Drop --check-prefix=CHECK. It is the default.

MaskRay added inline comments.Apr 2 2020, 3:32 PM
lld/ELF/Arch/X86_64.cpp
159
for (unsigned i = is.relocations.size(); i != 0; ) {
  --i;
  if (is.relocations[i].offset == offset && is.relocations[i].expr != R_NONE)
    return i;
}
return is.relocations.size();

An input section may have several relocations. Scanning backward can be more efficient.

tmsriram marked an inline comment as done.Apr 2 2020, 3:42 PM
tmsriram added inline comments.
lld/ELF/Arch/X86_64.cpp
159

We discussed this f2f and even about sorting it and you expressed that you were alright leaving it as is, maybe you forgot.

tmsriram marked an inline comment as done.Apr 2 2020, 3:44 PM
tmsriram added inline comments.
lld/ELF/Arch/X86_64.cpp
159

Forgot to add that since this will change when the new relocations come in.

MaskRay added inline comments.Apr 2 2020, 5:00 PM
lld/ELF/Arch/X86_64.cpp
159

No, I do not forget it. The relocations are still sorted in practice. It is just that this is not a guaranteed property. Iterating the relocations backward is faster.

tmsriram updated this revision to Diff 254655.Apr 2 2020, 5:20 PM
tmsriram marked 10 inline comments as done.

Rebase and make recent suggested changes.

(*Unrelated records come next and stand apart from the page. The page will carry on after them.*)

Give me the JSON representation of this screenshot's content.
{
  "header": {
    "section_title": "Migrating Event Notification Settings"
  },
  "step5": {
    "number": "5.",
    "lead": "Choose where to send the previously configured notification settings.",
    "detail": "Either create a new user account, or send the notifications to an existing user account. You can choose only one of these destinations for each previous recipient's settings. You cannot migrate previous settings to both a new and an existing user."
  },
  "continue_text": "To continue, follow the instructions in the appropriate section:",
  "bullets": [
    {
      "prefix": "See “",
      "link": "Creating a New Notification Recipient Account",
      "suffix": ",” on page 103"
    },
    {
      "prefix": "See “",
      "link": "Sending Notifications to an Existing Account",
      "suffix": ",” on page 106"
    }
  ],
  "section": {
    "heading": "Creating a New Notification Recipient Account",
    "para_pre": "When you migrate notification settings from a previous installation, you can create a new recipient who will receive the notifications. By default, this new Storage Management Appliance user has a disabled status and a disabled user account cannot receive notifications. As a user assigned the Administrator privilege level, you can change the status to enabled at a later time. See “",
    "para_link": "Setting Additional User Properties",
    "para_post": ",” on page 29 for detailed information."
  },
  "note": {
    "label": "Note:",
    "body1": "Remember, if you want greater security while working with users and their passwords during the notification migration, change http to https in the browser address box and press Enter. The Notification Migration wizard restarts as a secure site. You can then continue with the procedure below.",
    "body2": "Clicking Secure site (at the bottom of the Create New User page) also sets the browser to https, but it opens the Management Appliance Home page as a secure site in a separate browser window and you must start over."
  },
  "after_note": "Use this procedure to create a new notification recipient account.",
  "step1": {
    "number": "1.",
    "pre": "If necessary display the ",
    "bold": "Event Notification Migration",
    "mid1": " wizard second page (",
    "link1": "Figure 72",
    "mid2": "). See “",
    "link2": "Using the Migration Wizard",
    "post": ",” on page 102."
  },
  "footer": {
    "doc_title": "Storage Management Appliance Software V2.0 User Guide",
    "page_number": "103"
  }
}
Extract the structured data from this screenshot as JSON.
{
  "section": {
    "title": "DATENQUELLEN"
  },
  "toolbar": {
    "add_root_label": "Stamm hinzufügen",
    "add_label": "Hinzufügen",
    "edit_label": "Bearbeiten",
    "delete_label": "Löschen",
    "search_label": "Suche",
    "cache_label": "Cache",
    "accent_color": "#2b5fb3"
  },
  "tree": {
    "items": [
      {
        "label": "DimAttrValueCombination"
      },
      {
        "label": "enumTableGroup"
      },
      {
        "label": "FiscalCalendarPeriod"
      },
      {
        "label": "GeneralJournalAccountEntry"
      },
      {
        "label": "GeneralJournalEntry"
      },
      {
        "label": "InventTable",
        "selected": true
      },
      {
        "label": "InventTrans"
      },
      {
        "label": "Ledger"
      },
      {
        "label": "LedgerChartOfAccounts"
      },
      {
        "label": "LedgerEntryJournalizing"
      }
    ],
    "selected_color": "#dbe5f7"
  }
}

I have a question about aaaaaaa.BB.foo style labels. Are they STB_LOCAL symbol? If so,

  • The assembler (MC) will generally convert relocations referencing STB_LOCAL to reference STT_SECTION instead.
  • The assembler will keep them in .symtab
  • The linker will retain such labels in the .symtab section in the executable/shared object unless --discard-locals is specified.
  • aaaa.BB.foo will just be marker symbols in executables/shared objects: "hey, these addresses are special and are referenced by some instructions."
  • The strip tool will drop .symtab . It seems that the executables/shared objects cannot be stripped.

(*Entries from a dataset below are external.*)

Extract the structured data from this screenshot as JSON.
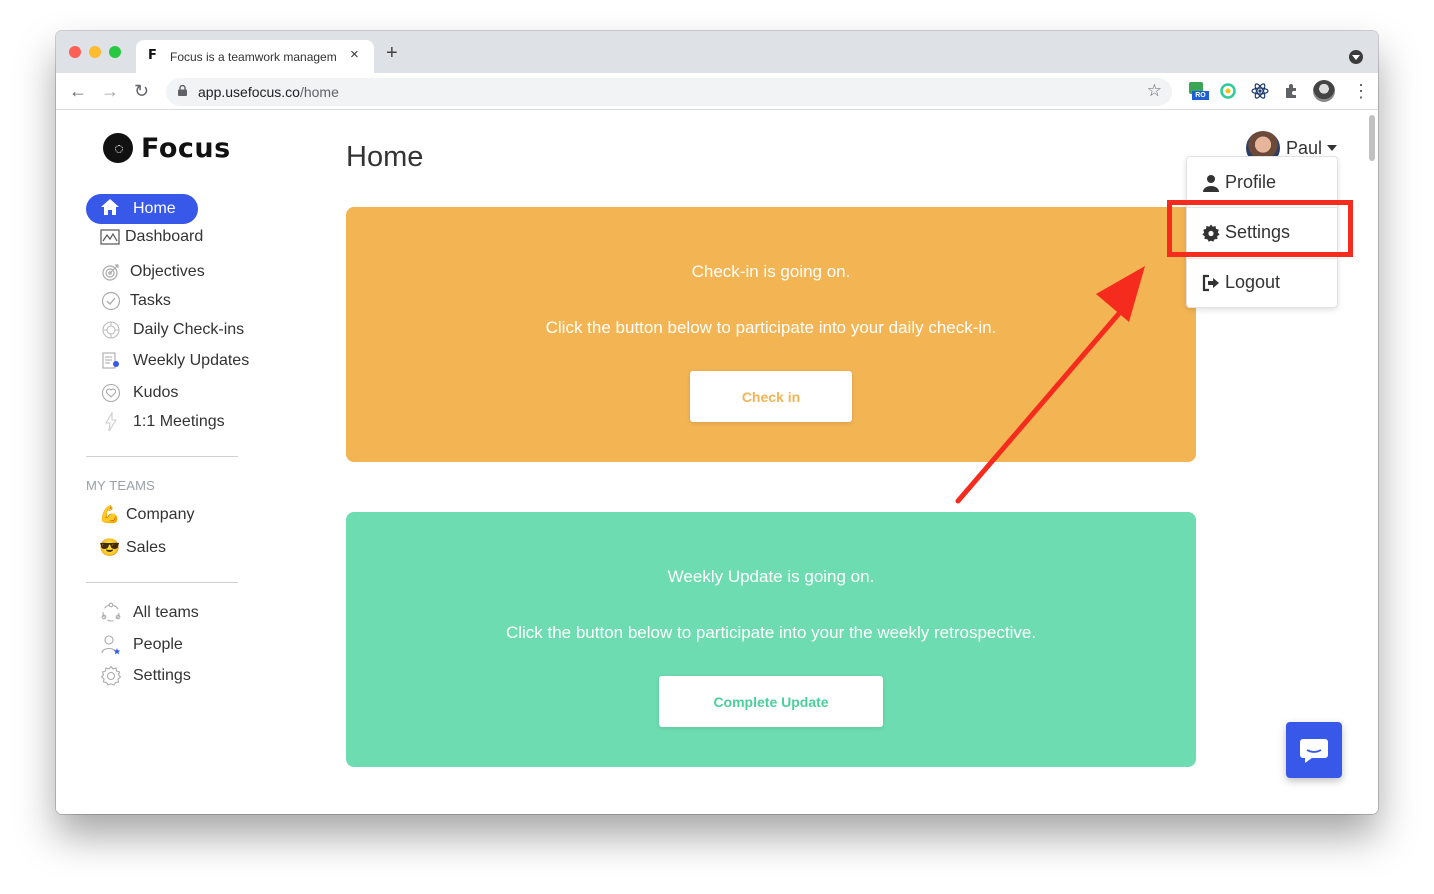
{
  "browser": {
    "tab_favicon": "F",
    "tab_title": "Focus is a teamwork managem",
    "tab_close": "×",
    "new_tab": "+",
    "url_host": "app.usefocus.co",
    "url_path": "/home",
    "bookmark_star": "☆",
    "menu": "⋮",
    "ext_badge": "RO"
  },
  "app": {
    "logo": "Focus",
    "page_title": "Home"
  },
  "sidebar": {
    "home": "Home",
    "items": [
      {
        "label": "Dashboard",
        "icon": "dashboard-icon"
      },
      {
        "label": "Objectives",
        "icon": "target-icon"
      },
      {
        "label": "Tasks",
        "icon": "check-circle-icon"
      },
      {
        "label": "Daily Check-ins",
        "icon": "checkin-icon"
      },
      {
        "label": "Weekly Updates",
        "icon": "weekly-updates-icon"
      },
      {
        "label": "Kudos",
        "icon": "heart-icon"
      },
      {
        "label": "1:1 Meetings",
        "icon": "bolt-icon"
      }
    ],
    "my_teams_label": "MY TEAMS",
    "teams": [
      {
        "emoji": "💪",
        "label": "Company"
      },
      {
        "emoji": "😎",
        "label": "Sales"
      }
    ],
    "footer": [
      {
        "label": "All teams",
        "icon": "all-teams-icon"
      },
      {
        "label": "People",
        "icon": "people-icon"
      },
      {
        "label": "Settings",
        "icon": "gear-icon"
      }
    ]
  },
  "user": {
    "name": "Paul",
    "menu": {
      "profile": "Profile",
      "settings": "Settings",
      "logout": "Logout"
    }
  },
  "cards": {
    "checkin": {
      "line1": "Check-in is going on.",
      "line2": "Click the button below to participate into your daily check-in.",
      "button": "Check in",
      "color": "#f3b454"
    },
    "weekly": {
      "line1": "Weekly Update is going on.",
      "line2": "Click the button below to participate into your the weekly retrospective.",
      "button": "Complete Update",
      "color": "#6ddcb1"
    }
  },
  "colors": {
    "accent": "#3858e9",
    "annotation": "#f52c1d"
  }
}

Acknowledged. We are aware of all these points. We will be adding -mrelocate-with-symbols which will relocate with symbols instead of sections to perform relaxation more easily. These symbols are used to map profiles to virtual addresses and hence the unstripped binary is needed. This is our first version and we are brain-storming other methods including putting it in Debug Info. Thanks.

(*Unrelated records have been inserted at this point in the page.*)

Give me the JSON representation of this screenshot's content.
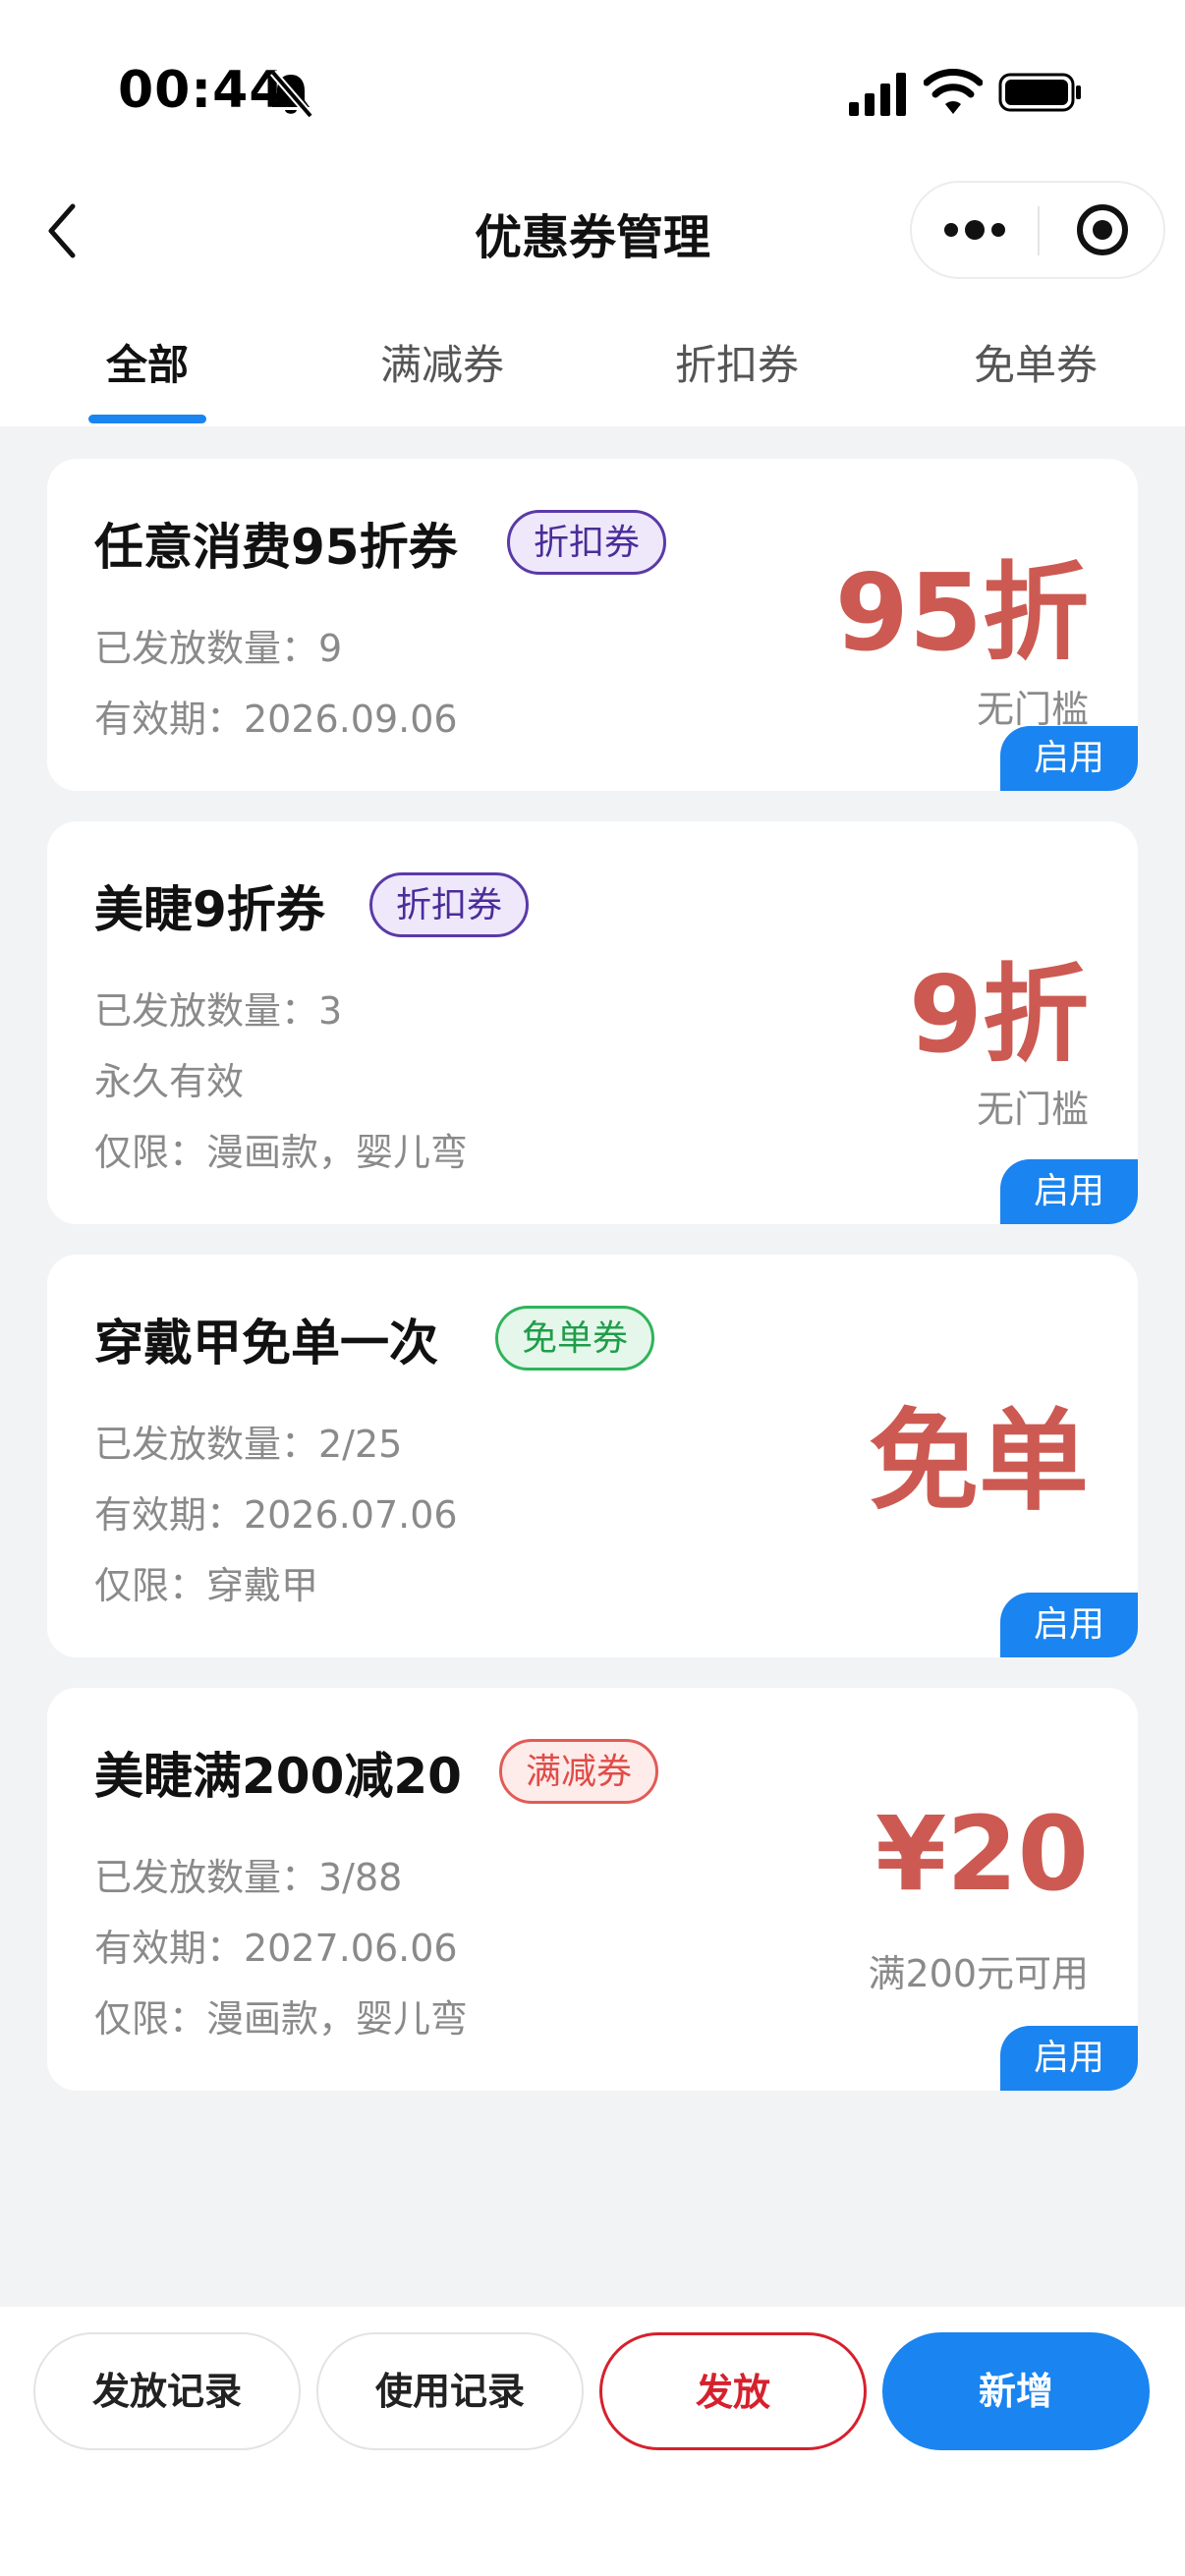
{
  "status": {
    "time": "00:44",
    "icons": [
      "bell-off-icon",
      "signal-icon",
      "wifi-icon",
      "battery-icon"
    ]
  },
  "nav": {
    "title": "优惠券管理",
    "icons": [
      "back-icon",
      "more-icon",
      "target-icon"
    ]
  },
  "tabs": [
    {
      "label": "全部",
      "active": true
    },
    {
      "label": "满减券",
      "active": false
    },
    {
      "label": "折扣券",
      "active": false
    },
    {
      "label": "免单券",
      "active": false
    }
  ],
  "coupons": [
    {
      "title": "任意消费95折券",
      "tag": "折扣券",
      "lines": [
        "已发放数量：9",
        "有效期：2026.09.06"
      ],
      "value": "95折",
      "sub": "无门槛",
      "action": "启用"
    },
    {
      "title": "美睫9折券",
      "tag": "折扣券",
      "lines": [
        "已发放数量：3",
        "永久有效",
        "仅限：漫画款，婴儿弯"
      ],
      "value": "9折",
      "sub": "无门槛",
      "action": "启用"
    },
    {
      "title": "穿戴甲免单一次",
      "tag": "免单券",
      "lines": [
        "已发放数量：2/25",
        "有效期：2026.07.06",
        "仅限：穿戴甲"
      ],
      "value": "免单",
      "sub": "",
      "action": "启用"
    },
    {
      "title": "美睫满200减20",
      "tag": "满减券",
      "lines": [
        "已发放数量：3/88",
        "有效期：2027.06.06",
        "仅限：漫画款，婴儿弯"
      ],
      "value": "¥20",
      "sub": "满200元可用",
      "action": "启用"
    }
  ],
  "actions": {
    "issue_records": "发放记录",
    "usage_records": "使用记录",
    "issue": "发放",
    "add_new": "新增"
  },
  "colors": {
    "accent": "#1a84f0",
    "value_red": "#cc5a52",
    "danger": "#d6212d",
    "discount_tag": "#5a3aa8",
    "free_tag": "#2fb35b",
    "reduce_tag": "#e25b57"
  }
}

Are all the items above expected?

lld/ELF/Arch/X86_64.cpp
159

Alright, backward scanning now.

ruiu accepted this revision.Apr 6 2020, 8:29 PM

LGTM

I had a VC meeting wtih maskray to discuss concerns he has, and he is ok with this patch. I'm fine with this patch too. I'll give a final LGTM to unblock you. Please make the following changes and submit. Thanks!

lld/ELF/LTO.cpp
85

nit: if else has {}, add {} to other if and else if clauses.

95–96

Please use error() to report an error and use the same style as other error messages. E.g.

error("cannot open " + config->ltoBasicBlockSections + ":" + MBOrErr.getError().message());
MaskRay added inline comments.Apr 6 2020, 8:55 PM
lld/ELF/Writer.cpp
1681

delete excess parens

2004

Run after in.symTab is finalized.

Why is important?

This revision was not accepted when it landed; it landed in state Needs Review.Apr 7 2020, 7:02 AM
This revision was automatically updated to reflect the committed changes.
tmsriram marked 6 inline comments as done and an inline comment as not done.
tmsriram added inline comments.Apr 7 2020, 7:07 AM
lld/ELF/Writer.cpp
2004

Modified comment.

MaskRay added inline comments.Apr 7 2020, 12:00 PM
lld/ELF/Writer.cpp
2004

I am still not sure this is correct. .symtab and .strtab and potential .shstrtab are placed after everything else. The internal representation does not use the contents of .symtab at all.

Though, you already committed this patch. We probably don't want to change here more to cause churn.